More recently, bots were proposed as means to help automate redundant development tasks and lower the barrier of entry for information extraction. Therefore, in this paper, we use bots to automate and ease the process of extracting useful information from software repositories. While it might seem at first that applying bots on software repositories is the same as using them to answer questions based on Stack Overflow posts, the reality is that there is a big difference between the two. One fundamental difference is the fact that bots that are trained on Stack Overflow data can provide general answers, and will never be able to answer project-specific questions such as "how many bugs were opened against my project today?''. Also, we would like to better understand how bots can be applied on software repository data and highlight what is and what is not achievable using bots on top of software repositories.
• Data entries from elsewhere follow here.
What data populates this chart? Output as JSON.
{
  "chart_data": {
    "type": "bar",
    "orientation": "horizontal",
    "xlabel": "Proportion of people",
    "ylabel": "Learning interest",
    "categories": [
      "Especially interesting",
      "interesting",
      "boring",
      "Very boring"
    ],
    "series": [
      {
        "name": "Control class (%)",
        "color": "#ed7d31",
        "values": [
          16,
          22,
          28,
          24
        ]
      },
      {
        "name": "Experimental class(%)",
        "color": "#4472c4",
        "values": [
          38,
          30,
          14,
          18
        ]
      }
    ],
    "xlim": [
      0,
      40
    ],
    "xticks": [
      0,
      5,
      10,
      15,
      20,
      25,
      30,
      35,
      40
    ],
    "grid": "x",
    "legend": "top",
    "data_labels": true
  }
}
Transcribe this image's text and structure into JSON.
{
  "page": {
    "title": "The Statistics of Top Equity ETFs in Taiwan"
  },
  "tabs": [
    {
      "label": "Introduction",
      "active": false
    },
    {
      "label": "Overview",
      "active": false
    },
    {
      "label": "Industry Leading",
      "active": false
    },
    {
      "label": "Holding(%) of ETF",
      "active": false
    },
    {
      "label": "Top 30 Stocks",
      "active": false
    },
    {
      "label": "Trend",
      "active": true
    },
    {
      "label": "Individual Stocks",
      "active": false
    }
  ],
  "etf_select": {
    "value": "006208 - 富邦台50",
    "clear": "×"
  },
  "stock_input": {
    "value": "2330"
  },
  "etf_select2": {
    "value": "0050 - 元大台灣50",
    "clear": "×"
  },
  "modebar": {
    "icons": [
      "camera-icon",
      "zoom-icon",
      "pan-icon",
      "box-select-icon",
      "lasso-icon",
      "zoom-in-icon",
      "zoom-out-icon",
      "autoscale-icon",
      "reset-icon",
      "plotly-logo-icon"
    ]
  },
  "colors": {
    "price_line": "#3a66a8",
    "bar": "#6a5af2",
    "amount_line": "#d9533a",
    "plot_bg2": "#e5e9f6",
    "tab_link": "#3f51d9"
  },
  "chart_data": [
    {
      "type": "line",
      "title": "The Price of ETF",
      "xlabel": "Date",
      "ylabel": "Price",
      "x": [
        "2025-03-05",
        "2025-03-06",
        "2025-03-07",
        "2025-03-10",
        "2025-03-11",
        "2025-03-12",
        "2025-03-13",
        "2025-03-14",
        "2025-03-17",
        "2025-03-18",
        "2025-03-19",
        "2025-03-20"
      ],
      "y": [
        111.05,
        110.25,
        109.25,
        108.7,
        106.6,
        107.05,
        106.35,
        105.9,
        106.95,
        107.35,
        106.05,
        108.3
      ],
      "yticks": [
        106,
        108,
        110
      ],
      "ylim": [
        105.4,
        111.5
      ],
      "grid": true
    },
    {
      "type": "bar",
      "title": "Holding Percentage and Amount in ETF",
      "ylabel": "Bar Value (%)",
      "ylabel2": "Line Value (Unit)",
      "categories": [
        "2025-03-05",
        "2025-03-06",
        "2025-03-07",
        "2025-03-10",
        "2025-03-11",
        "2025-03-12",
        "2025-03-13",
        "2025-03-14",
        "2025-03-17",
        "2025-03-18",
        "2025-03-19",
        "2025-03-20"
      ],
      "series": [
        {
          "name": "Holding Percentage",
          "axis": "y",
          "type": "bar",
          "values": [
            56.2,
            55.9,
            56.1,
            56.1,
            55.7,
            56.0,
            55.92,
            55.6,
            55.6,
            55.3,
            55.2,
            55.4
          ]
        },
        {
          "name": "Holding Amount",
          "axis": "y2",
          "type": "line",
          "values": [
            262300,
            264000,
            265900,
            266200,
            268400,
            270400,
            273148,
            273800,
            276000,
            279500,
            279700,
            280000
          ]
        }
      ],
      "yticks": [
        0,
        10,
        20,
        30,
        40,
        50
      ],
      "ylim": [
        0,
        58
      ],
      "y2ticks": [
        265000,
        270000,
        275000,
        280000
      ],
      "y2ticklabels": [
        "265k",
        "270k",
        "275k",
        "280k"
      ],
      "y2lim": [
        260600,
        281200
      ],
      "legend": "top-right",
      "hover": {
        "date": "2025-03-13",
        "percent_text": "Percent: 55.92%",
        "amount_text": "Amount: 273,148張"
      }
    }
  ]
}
Therefore, our goal is to design and build a bot framework for software repositories and perform a case study to examine its efficiency and highlight the challenges facing our framework. The approach contains five main components, a user interaction component, meant to interact with the user; entity recognizer and intent extractor components, meant to process and analyze the user’s natural language input; a knowledge base component, that contains all of the data and information to be queried; and a response generator component, meant to generate a reply message that contains the query’s answer and return it to the user interaction component. To evaluate our framework, we add support for 15 of the most commonly asked questions by software practitioners mentioned in prior work. We then perform a case study with 12 participants using two open-source projects. In particular, we asked those participants to perform a set of tasks using the bot then evaluate it based on its replies. We examine the bot in terms of its effectiveness, efficiency, and accuracy and compare it to a baseline where the survey participants are asked to do the same tasks without using the bot. We also perform a post-survey interview with a subset of the survey participants to better understand the strengths and areas of improvements of the bot approach.
Our results indicate that bots are useful (as indicated by 90.0% of answers), efficient (as indicated by 84.17% of answers) and accurate (as indicated by 90.8% of tasks) in providing answers to some of the most common questions about software repositories. In comparison to the baseline, the bots significantly outperform the manual process of finding answers to their questions (the survey participants were only able to answer 25.2% of the questions correctly and took much longer to find their answers). Based on our post-survey interviews with the participants, we find that bots can be improved if they enable users to perform deep-dive analysis and help compensate for user errors, e.g., typos. Based on our results, we believe that applying bots on software repositories has the potential to transform the MSR field by significantly lowering the barrier to entry and making the extraction of useful information from software repositories as easy as chatting with a bot.
In addition to our findings, the paper provides the following contributions (1) To the best of our knowledge, this is the first study to use bots on software repositories. Also, our framework allows project stakeholders to extract repository information easily using natural language. (2) We perform an empirical study to evaluate our bot framework and compare it to a baseline. Moreover, we provide insights on areas where bot technology/frameworks still face challenges when applied to software repositories. (3) We make our framework implementation and datasets publicly available in an effort to accelerate future research in the area.